Class ArabicAnalyzer
Analyzer for Arabic.
This analyzer implements light-stemming as specified by:
Light Stemming for Arabic Information Retrieval
http://www.mtholyoke.edu/~lballest/Pubs/arab_stem05.pdf
The analysis package contains three primary components:
- ArabicNormalizationFilter: Arabic orthographic normalization.
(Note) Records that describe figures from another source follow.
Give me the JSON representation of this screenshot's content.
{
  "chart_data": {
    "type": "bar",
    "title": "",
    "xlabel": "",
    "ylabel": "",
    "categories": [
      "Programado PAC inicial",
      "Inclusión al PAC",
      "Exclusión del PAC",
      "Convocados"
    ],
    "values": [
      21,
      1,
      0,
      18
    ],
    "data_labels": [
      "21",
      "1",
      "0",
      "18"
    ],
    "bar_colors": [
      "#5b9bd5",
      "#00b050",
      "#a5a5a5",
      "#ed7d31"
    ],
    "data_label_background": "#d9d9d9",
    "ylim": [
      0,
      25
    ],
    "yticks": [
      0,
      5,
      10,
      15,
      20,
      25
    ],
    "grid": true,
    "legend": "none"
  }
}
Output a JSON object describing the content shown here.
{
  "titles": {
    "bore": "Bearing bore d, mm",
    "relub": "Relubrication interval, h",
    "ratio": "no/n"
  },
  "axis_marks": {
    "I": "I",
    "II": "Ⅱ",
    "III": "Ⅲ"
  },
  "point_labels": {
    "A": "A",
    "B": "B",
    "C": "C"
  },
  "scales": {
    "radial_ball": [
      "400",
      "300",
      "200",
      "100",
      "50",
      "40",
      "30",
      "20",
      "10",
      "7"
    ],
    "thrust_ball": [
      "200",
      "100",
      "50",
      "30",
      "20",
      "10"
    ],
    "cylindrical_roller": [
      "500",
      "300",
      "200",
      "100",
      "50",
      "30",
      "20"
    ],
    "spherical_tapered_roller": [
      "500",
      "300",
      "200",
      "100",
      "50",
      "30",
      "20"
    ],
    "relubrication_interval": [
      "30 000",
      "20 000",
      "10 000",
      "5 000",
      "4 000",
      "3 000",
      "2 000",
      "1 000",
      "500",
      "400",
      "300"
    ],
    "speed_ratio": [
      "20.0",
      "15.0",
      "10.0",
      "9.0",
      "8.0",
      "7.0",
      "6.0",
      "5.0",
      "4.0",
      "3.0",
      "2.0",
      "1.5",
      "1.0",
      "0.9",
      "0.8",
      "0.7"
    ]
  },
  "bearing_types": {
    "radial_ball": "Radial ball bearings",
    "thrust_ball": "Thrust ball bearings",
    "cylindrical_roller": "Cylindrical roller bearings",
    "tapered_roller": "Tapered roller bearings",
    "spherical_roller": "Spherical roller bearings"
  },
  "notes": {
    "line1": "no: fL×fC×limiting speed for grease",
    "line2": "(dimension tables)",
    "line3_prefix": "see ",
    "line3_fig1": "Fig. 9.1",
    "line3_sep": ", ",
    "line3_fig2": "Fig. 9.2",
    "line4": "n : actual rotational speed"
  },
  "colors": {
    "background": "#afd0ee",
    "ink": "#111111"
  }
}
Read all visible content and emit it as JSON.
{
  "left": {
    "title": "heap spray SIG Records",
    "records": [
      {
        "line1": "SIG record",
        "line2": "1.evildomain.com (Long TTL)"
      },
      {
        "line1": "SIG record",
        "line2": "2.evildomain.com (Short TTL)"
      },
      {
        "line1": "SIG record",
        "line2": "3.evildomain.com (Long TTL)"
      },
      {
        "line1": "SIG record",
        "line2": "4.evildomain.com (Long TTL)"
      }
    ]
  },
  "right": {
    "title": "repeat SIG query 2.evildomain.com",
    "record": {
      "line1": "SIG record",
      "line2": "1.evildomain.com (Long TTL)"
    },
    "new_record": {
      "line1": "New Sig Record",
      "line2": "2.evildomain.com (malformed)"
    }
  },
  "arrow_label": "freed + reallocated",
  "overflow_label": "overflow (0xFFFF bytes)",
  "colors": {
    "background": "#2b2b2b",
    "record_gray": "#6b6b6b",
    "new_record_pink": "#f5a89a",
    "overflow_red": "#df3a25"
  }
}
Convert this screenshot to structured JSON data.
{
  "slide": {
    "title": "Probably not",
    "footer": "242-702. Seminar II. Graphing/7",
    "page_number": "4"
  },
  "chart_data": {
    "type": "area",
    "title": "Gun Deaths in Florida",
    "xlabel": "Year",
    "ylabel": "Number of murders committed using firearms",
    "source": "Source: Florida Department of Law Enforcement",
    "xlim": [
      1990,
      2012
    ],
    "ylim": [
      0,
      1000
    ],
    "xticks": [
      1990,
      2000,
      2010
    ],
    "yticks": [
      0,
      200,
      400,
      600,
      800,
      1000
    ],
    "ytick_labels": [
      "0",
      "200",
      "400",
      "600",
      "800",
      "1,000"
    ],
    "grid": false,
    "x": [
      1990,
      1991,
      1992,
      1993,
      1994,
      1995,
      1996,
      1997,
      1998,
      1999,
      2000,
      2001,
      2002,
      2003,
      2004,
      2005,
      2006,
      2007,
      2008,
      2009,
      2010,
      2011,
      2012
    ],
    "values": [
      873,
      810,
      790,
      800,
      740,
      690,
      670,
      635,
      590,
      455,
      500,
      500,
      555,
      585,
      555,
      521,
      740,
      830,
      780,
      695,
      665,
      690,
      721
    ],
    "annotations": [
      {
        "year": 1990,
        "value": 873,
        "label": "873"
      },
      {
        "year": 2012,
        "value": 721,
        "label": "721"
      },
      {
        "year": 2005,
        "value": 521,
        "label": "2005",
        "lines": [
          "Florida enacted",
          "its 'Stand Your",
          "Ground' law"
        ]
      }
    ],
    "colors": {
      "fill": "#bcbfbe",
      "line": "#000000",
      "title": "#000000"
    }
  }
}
- ArabicStemFilter: Arabic light stemming
- Arabic stop words file: a set of default Arabic stop words.
Inherited Members
Assembly: Lucene.Net.Analysis.Common.dll
Syntax
[Serializable]
public sealed class ArabicAnalyzer : StopwordAnalyzerBase, IDisposable
Constructors
Name | Description |
---|---|
ArabicAnalyzer(LuceneVersion) | Builds an analyzer with the default stop words: DEFAULT_STOPWORD_FILE. |
ArabicAnalyzer(LuceneVersion, CharArraySet) | Builds an analyzer with the given stop words |
ArabicAnalyzer(LuceneVersion, CharArraySet, CharArraySet) | Builds an analyzer with the given stop word. If a none-empty stem exclusion set is provided this analyzer will add a SetKeywordMarkerFilter before ArabicStemFilter. |
Fields
Name | Description |
---|---|
DEFAULT_STOPWORD_FILE | File containing default Arabic stopwords. Default stopword list is from http://members.unine.ch/jacques.savoy/clef/index.html The stopword list is BSD-Licensed. |
Properties
Name | Description |
---|---|
DefaultStopSet | Returns an unmodifiable instance of the default stop-words set. |
Methods
Name | Description |
---|---|
CreateComponents(String, TextReader) | Creates TokenStreamComponents used to tokenize all the text in the provided System.IO.TextReader. |